本講演は、エンタメ・コンテンツ企業の法務・契約担当者を対象に、契約違反、権利侵害、ロイヤリティの未払い、AI利用をめぐる紛争など、海外取引で実際に生じている類型ごとに、初動対応から証拠の確保、交渉戦略までの実務を解説します。交渉による解決が難しい場合に備え、訴訟・仲裁の選択と進め方、費用と期間の見通し、和解のタイミングについても、講師が現地弁護士とともに担当してきた案件の経験を踏まえて説明します。
1.海外でトラブルが起きたときの初動
-最初の数週間ですべきこと、避けるべき対応
2.証拠の確保と社内対応
-電子データの確保と、海外の証拠開示を見据えた準備
3.交渉による解決
-相手方および現地弁護士との交渉戦略、和解のタイミングと合意条項の設計
4.訴訟・仲裁の選択と進め方
-管轄・準拠法の確認、費用と期間の見通し、コスト・コントロール
5.契約違反をめぐる紛争
-解除・履行請求・損害賠償の組み立てと、通知書の書き方
6.権利侵害への対応
-各国の制度の違いを踏まえた知的財産権侵害への対応
7.ロイヤリティ・収益配分をめぐる紛争
-計算方法をめぐる注意点、監査権の使い方
8.AI利用をめぐる紛争の新しい類型
-学習利用、生成物の権利帰属、声・肖像の合成と、証拠の残し方
9.質疑応答/名刺交換


2009年弁護士登録。

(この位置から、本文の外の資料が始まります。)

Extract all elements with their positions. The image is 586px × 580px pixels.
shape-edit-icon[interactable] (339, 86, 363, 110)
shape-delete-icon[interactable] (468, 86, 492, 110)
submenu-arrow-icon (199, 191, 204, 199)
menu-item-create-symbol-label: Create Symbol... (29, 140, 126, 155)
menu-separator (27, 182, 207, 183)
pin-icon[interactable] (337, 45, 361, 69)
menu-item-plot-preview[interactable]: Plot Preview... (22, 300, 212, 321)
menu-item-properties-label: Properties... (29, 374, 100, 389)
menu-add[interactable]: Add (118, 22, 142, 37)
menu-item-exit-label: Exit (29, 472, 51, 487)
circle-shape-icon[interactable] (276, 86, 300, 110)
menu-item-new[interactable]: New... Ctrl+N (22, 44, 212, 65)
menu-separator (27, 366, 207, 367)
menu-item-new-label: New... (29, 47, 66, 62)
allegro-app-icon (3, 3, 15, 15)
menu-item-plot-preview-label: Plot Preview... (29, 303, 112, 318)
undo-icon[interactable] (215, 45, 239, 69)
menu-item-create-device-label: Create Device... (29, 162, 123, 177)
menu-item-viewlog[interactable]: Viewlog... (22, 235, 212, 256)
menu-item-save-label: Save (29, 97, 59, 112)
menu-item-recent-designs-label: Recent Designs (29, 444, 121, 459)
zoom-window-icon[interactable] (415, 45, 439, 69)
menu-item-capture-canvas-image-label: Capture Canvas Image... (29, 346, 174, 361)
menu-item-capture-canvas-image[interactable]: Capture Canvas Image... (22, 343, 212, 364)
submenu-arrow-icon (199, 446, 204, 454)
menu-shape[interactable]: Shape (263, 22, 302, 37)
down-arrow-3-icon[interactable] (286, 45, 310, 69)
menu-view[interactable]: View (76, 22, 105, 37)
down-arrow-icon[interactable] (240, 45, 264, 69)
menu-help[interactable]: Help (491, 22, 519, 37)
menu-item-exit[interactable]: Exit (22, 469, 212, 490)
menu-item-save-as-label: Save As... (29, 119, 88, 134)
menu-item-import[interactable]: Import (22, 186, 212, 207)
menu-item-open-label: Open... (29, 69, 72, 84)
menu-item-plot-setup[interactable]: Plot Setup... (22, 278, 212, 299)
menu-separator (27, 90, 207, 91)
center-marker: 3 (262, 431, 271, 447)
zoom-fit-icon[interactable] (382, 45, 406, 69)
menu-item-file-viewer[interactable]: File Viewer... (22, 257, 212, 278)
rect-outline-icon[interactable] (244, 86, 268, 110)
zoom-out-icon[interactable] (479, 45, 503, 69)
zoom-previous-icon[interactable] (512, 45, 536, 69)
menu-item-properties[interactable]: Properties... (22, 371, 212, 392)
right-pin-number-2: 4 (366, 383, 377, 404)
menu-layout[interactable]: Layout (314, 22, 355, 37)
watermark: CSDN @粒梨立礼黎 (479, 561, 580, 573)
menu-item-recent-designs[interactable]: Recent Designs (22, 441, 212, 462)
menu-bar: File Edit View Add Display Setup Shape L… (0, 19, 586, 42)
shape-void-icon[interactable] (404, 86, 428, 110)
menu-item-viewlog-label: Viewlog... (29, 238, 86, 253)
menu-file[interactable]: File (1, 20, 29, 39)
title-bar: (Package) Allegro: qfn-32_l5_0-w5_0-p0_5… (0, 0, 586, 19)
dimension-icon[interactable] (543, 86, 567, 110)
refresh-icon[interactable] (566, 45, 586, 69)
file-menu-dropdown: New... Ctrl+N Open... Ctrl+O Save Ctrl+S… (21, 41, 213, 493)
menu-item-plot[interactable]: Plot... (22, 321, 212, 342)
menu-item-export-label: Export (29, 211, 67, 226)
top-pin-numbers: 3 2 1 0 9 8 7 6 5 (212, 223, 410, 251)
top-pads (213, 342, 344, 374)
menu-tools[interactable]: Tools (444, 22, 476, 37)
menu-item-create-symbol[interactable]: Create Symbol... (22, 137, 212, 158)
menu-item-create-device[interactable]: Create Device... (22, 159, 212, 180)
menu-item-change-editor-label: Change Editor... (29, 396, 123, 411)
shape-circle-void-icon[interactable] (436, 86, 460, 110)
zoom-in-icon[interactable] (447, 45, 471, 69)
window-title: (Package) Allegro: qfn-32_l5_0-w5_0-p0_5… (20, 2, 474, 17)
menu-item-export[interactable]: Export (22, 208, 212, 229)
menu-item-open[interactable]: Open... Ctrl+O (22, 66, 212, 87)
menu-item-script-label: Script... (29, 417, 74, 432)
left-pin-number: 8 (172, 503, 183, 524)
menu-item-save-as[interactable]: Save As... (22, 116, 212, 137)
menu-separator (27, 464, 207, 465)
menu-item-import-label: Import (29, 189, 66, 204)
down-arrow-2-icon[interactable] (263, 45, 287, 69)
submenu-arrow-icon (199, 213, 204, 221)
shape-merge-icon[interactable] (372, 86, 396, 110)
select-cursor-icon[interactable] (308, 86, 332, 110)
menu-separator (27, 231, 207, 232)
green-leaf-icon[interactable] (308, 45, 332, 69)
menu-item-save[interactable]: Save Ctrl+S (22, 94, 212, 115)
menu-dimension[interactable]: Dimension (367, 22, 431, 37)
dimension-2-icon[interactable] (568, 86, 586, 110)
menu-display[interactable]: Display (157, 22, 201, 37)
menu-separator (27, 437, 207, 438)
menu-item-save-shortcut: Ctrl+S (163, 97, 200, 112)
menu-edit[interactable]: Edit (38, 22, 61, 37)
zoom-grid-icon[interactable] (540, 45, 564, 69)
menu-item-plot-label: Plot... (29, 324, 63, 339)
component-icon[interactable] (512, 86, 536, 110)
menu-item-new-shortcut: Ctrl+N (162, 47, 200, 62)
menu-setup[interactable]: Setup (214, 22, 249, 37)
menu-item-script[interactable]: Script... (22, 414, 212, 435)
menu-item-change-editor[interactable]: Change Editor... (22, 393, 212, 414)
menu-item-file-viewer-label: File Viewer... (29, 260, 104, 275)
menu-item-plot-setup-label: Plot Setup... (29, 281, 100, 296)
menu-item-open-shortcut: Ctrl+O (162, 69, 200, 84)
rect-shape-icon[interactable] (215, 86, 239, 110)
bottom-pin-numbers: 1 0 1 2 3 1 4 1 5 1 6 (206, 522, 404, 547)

2019年カリフォルニア大学バークレー校LL.M修了。弁護士登録以来、100件を優に超える英文契約の作成や交渉に携わっている。海外大手法律事務所での勤務を含め、外国訴訟・仲裁案件を数多く担当し、現地の弁護士とともに交渉、証拠開示、和解協議等の実務を経験したことで、これらを踏まえた英文契約の作成・交渉を実践している。近年、企業役員や士業専門家に対しても、生成AIの活用と注意点に関する講演を積極的に行う。